The amount of debt canceled depends on whether the borrower received a Pell grant to attend college.
WASHINGTON -- President Joe Biden announced his decision on Wednesday to cancel some federal student loan debt, but even a broad forgiveness plan may leave out some of the 43 million borrowers.
The plan includes forgiving $10,000 for borrowers who make less than $125,000 per year and extending the payment freeze one final time until the end of the year.
In a tweet Wednesday morning, Biden said the amount of forgiveness will be higher for low-income borrowers who went to college on Pell Grants. Those who went to college on Pell Grants will receive $20,000 in student loan forgiveness.
His administration has already canceled nearly $32 billion of the $1.6 trillion in outstanding federal student debt by expanding existing forgiveness programs for public-sector workers, disabled borrowers and students who were defrauded by for-profit colleges. In addition, he's extended the pandemic-related pause on student loan payments several times.
But those actions fall short of a campaign pledge Biden made to more broadly cancel student debt. He's also facing pressure to do more from other Democrats who are urging him to cancel $50,000 per borrower.
Here's what we know so far about who will benefit as the President takes steps to cancel more student loan debt:
Excluding borrowers who earn more than a certain amount is one way Biden could narrow student debt relief.

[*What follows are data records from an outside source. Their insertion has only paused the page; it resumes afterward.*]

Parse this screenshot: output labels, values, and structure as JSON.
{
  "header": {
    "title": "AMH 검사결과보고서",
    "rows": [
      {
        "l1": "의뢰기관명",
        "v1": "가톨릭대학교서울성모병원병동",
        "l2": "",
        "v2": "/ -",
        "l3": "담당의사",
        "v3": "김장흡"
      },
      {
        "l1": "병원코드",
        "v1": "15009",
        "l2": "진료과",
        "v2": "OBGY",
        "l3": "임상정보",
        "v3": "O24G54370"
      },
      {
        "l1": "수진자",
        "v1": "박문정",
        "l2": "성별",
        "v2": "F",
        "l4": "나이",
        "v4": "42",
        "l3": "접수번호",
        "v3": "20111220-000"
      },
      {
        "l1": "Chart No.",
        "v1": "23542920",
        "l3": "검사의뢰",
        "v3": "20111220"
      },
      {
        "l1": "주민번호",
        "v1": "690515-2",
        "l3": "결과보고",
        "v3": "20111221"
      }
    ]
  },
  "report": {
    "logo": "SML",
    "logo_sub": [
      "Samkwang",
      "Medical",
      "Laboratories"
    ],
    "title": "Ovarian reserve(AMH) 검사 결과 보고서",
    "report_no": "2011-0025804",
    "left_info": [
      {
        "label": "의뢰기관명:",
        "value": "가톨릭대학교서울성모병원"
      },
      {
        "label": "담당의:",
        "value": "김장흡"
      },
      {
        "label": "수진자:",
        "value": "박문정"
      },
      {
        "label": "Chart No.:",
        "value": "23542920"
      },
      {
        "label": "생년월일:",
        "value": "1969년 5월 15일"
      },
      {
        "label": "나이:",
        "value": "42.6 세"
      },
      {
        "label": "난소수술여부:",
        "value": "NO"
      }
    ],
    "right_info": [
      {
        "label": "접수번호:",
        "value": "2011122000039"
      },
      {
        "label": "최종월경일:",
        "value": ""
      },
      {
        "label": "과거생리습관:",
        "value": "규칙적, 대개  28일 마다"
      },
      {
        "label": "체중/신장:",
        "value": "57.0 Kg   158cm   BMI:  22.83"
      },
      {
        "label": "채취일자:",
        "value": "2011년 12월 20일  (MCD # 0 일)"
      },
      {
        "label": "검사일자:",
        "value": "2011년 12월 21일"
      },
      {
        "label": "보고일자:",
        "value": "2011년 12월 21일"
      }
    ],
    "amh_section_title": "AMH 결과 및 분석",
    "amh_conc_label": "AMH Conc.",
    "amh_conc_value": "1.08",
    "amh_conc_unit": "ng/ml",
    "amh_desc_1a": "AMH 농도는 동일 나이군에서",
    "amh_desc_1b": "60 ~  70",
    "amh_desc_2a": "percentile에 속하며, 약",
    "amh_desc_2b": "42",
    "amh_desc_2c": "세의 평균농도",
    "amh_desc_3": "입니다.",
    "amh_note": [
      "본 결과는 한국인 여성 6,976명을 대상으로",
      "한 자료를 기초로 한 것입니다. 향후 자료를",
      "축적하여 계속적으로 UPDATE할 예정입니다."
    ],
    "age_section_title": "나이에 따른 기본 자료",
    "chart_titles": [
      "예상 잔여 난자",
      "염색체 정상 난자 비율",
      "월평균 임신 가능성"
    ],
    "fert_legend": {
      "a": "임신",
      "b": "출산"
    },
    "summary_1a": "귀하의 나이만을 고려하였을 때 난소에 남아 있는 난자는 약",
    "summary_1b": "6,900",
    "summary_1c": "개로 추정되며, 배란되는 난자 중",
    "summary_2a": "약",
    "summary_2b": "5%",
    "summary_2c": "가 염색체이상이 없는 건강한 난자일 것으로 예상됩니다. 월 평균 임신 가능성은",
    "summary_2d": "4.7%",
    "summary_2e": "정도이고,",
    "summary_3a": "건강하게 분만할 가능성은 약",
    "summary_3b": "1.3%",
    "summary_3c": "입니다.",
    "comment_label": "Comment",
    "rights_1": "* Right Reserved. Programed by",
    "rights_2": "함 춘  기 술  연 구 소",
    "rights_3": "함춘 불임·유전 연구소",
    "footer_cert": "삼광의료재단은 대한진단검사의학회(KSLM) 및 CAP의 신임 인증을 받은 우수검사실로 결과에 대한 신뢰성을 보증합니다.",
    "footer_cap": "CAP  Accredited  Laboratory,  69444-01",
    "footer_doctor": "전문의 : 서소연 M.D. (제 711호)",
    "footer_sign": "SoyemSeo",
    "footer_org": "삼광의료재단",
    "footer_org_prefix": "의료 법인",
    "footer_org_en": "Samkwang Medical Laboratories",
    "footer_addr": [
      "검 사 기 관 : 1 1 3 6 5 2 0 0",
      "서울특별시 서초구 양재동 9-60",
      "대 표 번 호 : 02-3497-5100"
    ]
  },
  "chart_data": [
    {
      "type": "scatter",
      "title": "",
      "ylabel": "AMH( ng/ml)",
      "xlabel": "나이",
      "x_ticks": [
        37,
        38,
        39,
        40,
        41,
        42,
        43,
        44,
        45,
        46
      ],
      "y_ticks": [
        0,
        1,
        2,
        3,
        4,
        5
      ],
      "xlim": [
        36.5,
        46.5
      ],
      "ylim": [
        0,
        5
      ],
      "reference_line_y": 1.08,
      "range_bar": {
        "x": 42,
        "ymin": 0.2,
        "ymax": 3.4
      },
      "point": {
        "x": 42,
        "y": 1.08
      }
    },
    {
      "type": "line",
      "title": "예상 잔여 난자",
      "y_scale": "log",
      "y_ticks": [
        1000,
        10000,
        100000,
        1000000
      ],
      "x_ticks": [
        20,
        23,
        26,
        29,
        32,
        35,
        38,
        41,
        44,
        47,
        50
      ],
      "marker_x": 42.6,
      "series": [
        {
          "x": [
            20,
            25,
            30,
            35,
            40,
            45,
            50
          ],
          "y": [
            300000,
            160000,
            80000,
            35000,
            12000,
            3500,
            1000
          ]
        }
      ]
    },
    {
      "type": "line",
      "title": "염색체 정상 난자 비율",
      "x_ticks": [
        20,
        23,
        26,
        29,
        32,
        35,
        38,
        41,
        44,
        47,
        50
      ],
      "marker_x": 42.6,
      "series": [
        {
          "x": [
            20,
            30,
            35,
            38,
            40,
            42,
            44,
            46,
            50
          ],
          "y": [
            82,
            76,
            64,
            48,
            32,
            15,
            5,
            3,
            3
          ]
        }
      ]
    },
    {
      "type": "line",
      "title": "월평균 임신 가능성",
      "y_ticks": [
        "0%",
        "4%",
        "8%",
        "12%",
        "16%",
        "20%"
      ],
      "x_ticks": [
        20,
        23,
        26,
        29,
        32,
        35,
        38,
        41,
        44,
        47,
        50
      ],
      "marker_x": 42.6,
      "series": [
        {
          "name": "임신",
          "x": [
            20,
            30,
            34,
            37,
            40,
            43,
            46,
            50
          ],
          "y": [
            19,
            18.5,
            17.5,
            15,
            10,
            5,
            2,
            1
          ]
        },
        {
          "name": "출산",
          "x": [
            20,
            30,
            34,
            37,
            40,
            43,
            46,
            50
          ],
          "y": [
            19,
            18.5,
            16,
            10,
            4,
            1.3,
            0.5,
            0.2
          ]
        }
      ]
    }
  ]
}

White House officials are leaning toward canceling $10,000 in debt for every borrower who earns less than $125,000 a year, CNN reported earlier this week.
Earlier this year, then-White House press secretary Jen Psaki said the President is using his campaign comments about providing student loan forgiveness to individuals making less than $125,000 a year as a frame for his current considerations.
His campaign proposal called for immediately canceling a minimum of $10,000 in student debt per person as a response to the pandemic, as well as forgiving all undergraduate tuition-related federal student debt from two- and four-year public colleges and universities for those borrowers earning up to $125,000 a year.
About 19% of households that have total incomes below $125,000 have student loan debt, according to an analysis done earlier this year by Matthew Chingos, vice president of education data and policy at the Urban Institute. He based the estimation on the 2019 Survey of Consumer Finances conducted by the Federal Reserve.
That means about 81% of households who earn less than $125,000 a year don't have student loan debt and would not see a benefit if Biden takes new action.
Most households would still not benefit even if the President did not put an income threshold in place. Only about 18% of households with incomes above $125,000 have student debt.
Biden has consistently resisted political pressure to cancel $50,000 per borrower. In late April, he reiterated that if he did provide additional loan forgiveness, it would not be as much as a $50,000 reduction.
The White House has long maintained that the President would support canceling $10,000 per borrower.
The Penn Wharton Budget Model estimates that canceling $10,000 for borrowers earning less than $125,000 a year would cost the government around $298 billion.
Chingos estimated earlier this year that the action would result in forgiving a total of $277 billion in student loan debt.
(He assumed that the relief gradually phases out for both married and single borrowers earning between $75,000 and $125,000 a year. That means that borrowers earning less than $75,000 a year would receive $10,000 in forgiveness and the benefit gets smaller as incomes increase, leaving those earning more than $125,000 a year without any debt relief.)
The Penn Wharton Budget Model also breaks down the share of forgiven debt by income group assuming that $10,000 is canceled for borrowers earning less than $125,000 per year and households earning less than $250,000 a year.
It found that one-third of the canceled dollars would go to households who earn less than $50,795 a year. A little more than half of the debt relief would go to those earning between $50,795 and $141,096.
Roughly 14% of the canceled dollars would go to households earning more than $141,096 a year.
Advocates for student debt cancellation argue that it would help close the racial wealth gap, because Black students are more likely to take on student debt, borrow larger amounts and take longer paying them off than their White peers.
But economist Adam Looney, a nonresident senior fellow at the Brookings Institution, argues that there are better ways to address the racial wealth gap because relatively fewer Black students go to college.
Chingos' model found that 62% of the canceled student loan dollars would go to White borrowers while 25% would go to Black borrowers if Biden canceled up to $10,000 for those earning less than $125,000 a year.